Arsenal Kino, DCP
Life isn’t a movie.
With the right perspective though, it can at least resemble a movie. And movies can resemble life. Some obliquely, some fantastically and others, head-on.
Living like you’re in a Hong Sangsoo movie is easier than others (like, for example, The Transformer movies). There’s the food, the drink, the repetition, city scenes and awkward conversation; the slices of reality that are easy to replicate in your own life. At once quotidian and slyly profound, the realistic vibes of a Hong film can often feel the most cinematic of all.
Talking of food, drink, repetition, every time I see the same old friend in London, we eat in the same Korean restaurant at Waterloo, drinking Soju and Cass beer, eating kimchi, bibimbap, eel and beef. We get progressively more tipsy and talk: and while there’s little space for angry confrontation, most of the other Hong-isms feel like they’re there. Something about the shared knowledge seems to elevate proceedings.
With Tale Of Cinema (Hong Sangsoo, 2005), positioning me once again at Arsenal Kino, Hong himself reflects if life is ever like the movies. Obliquely, fantastically and head-on, he delves into the question of art meeting life in a classic two-parter; refracting on itself to delightful, quizzical, ends.

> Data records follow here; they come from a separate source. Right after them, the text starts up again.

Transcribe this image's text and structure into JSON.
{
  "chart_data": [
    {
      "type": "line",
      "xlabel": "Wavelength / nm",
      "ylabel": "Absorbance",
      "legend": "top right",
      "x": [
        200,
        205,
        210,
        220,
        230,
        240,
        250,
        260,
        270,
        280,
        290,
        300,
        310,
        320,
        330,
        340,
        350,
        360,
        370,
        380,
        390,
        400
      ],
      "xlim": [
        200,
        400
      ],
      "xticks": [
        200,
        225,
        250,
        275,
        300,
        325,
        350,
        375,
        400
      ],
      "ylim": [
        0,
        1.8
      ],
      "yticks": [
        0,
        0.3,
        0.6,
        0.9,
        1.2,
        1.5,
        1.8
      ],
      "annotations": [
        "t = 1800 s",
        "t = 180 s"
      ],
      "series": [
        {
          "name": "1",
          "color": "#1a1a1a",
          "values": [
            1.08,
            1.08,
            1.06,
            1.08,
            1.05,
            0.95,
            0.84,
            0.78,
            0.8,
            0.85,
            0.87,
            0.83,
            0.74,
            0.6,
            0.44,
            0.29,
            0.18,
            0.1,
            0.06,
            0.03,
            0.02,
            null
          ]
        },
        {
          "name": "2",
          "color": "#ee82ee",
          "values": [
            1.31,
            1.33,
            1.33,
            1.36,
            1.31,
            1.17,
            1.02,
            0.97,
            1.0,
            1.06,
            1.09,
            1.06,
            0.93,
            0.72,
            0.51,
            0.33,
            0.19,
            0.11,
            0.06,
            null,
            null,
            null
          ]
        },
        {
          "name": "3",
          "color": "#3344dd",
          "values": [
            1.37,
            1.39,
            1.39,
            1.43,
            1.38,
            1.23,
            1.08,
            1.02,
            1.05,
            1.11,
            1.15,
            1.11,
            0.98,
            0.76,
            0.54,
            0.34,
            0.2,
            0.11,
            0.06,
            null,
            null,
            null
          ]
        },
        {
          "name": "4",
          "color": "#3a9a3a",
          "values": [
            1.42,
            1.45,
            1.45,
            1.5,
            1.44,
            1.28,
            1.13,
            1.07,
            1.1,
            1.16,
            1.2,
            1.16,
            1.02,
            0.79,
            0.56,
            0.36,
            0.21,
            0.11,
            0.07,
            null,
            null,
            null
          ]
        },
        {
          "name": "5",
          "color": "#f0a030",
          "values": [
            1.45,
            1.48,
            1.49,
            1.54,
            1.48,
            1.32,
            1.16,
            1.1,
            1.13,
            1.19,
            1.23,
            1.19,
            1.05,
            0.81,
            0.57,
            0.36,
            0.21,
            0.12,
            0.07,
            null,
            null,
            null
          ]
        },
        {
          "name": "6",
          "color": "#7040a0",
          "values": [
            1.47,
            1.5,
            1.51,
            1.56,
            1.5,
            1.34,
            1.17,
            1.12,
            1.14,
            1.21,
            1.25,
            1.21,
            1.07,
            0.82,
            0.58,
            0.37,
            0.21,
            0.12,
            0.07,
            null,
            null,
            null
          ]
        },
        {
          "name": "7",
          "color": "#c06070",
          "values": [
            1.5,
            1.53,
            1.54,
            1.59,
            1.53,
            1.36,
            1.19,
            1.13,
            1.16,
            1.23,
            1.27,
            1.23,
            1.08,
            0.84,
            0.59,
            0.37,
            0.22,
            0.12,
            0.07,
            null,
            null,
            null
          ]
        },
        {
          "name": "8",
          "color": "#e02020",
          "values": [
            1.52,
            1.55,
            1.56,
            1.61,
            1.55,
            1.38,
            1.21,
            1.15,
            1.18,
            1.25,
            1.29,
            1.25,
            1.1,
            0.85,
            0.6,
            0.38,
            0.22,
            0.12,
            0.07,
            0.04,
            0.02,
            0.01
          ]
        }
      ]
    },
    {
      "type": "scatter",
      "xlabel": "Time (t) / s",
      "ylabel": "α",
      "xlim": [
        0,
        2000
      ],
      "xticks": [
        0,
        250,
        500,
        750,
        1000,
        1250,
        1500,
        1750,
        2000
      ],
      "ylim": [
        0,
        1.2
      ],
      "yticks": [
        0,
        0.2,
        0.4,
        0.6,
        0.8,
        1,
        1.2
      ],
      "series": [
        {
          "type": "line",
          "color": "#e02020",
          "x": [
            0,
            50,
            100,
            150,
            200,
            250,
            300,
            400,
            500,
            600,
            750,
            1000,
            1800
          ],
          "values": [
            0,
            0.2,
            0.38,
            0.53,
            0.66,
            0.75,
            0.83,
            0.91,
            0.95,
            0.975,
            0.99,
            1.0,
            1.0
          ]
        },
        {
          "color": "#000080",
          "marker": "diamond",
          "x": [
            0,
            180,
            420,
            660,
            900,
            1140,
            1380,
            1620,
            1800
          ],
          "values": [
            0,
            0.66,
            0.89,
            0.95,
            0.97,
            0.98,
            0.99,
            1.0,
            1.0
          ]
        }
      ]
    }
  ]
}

The first half is pure, naive, charming, and odd. A young man, Jung Sangwon (Lee Kiwoo), is given 200,000 won (about £100 in 2005) by his brother and is determined to blow it. He meets an old female friend, Choi Youngsil (Uhm Jiwon). They reconnect over beer and soju, get progressively drunk and try and have sex in a dingy hotel. He can’t finish. And if he can’t have a petite mort, then only the grande one will do. Sangwon proposes a suicide pact…
I won’t spoil the rest, only to say the rest of this first half is, in fact a movie. I mean, of course, it’s a movie. Tale Of Cinema itself is a movie. But in Tale of Cinema, the movie, the short movie becomes a fantasy that provides the inspiration for real life (which, of course, is also a movie but more real in its conception than the previous movie, both of which are part of the same movie). Or perhaps it’s the other way around. Because this movie is playing at a retrospective. (Not Tale of Cinema, which was not playing at a retrospective, but a special book presentation for Dennis Lim, who wrote a book called Tale of Cinema, about Tale of Cinema, the movie, but the short movie in Tale of Cinema.). A retrospective attended by an old classmate, Kim Dongsoo (Kim Sang-kyung), in town for a meeting raising money for the ailing artist’s sudden medical bills.
Subtly, then obviously, it’s evident that as the grande artiste is dying, the attendee wants to draw out the power of the movie for himself. He starts by smoking the same cigarettes. Marlborough Reds. Dongsoo wants to smoke constantly, even in inappropriate places, like in front of another classmate’s children.
First it’s fun to adopt the postures, but what do you do when you have the chance to intimately connect with art? He has the ultimate chance when he meets Youngsil from the short; also called Youngsil, she’s now a movie star, made famous by her first starring role.
He’s smitten. One suggests it’s not only due to her natural beauty, but the way she so forcefully inhabits a young, doomed woman joining this young Werther on his semi-sexual suicidal fixation. Not only in a way that seems semi-realistic, but in a way that also seems artistic. He wants both her and the idea of her.
These things never go well. They’re particularly awkward when caught in medium takes. Hong uses his characteristic zoom for the first time in his career to emphasise and underline scenes and gestures, and also to remind us, us guys entranced by fiction, that this is just a movie. The final result is one of the great meditations on the indelible, ever-blurring border between art and life.
Tale of Cinema, like so many auto-meta-fictions, is so endearing because it’s not just about watching and interpreting movies, but because it’s also about miswatching and misinterpreting movies. So much effort is put in by critics and artists to impress upon you the importance of gleaning the right meaning of a film that they ignore the sly pleasures of gaining the absolute wrong meaning from a film. Arguably the only way to approach true originality in your own work, if only briefly, is to take away something the original author, or the established critical consensus, never intended in the first place. Besides, it can simply play better that way.
The same goes for relationships, which thrive on misunderstandings. If we were to see people for who they really were, or how they really thought of themselves, would we ever bother falling in love? Relationships are like movies, which are not mere plot descriptions, but half-remembered things, always shifting in the retelling and reinterpreting. And cinema is most like life and relationships in that our own hazy, complicated feelings and biases cloud our relationship to both. But that haziness and complicatedness need not be a curse: in fact, sometimes there’s something so right in being so wrong. (Including, probably to everyone else and hopefully to Mr. Hong himself, this entire interpretation).
Cinema is not life. Life is not cinema. But somewhere in the porous middle, is where all the fun stuff happens. It’s all a matter of having the wrong perspective.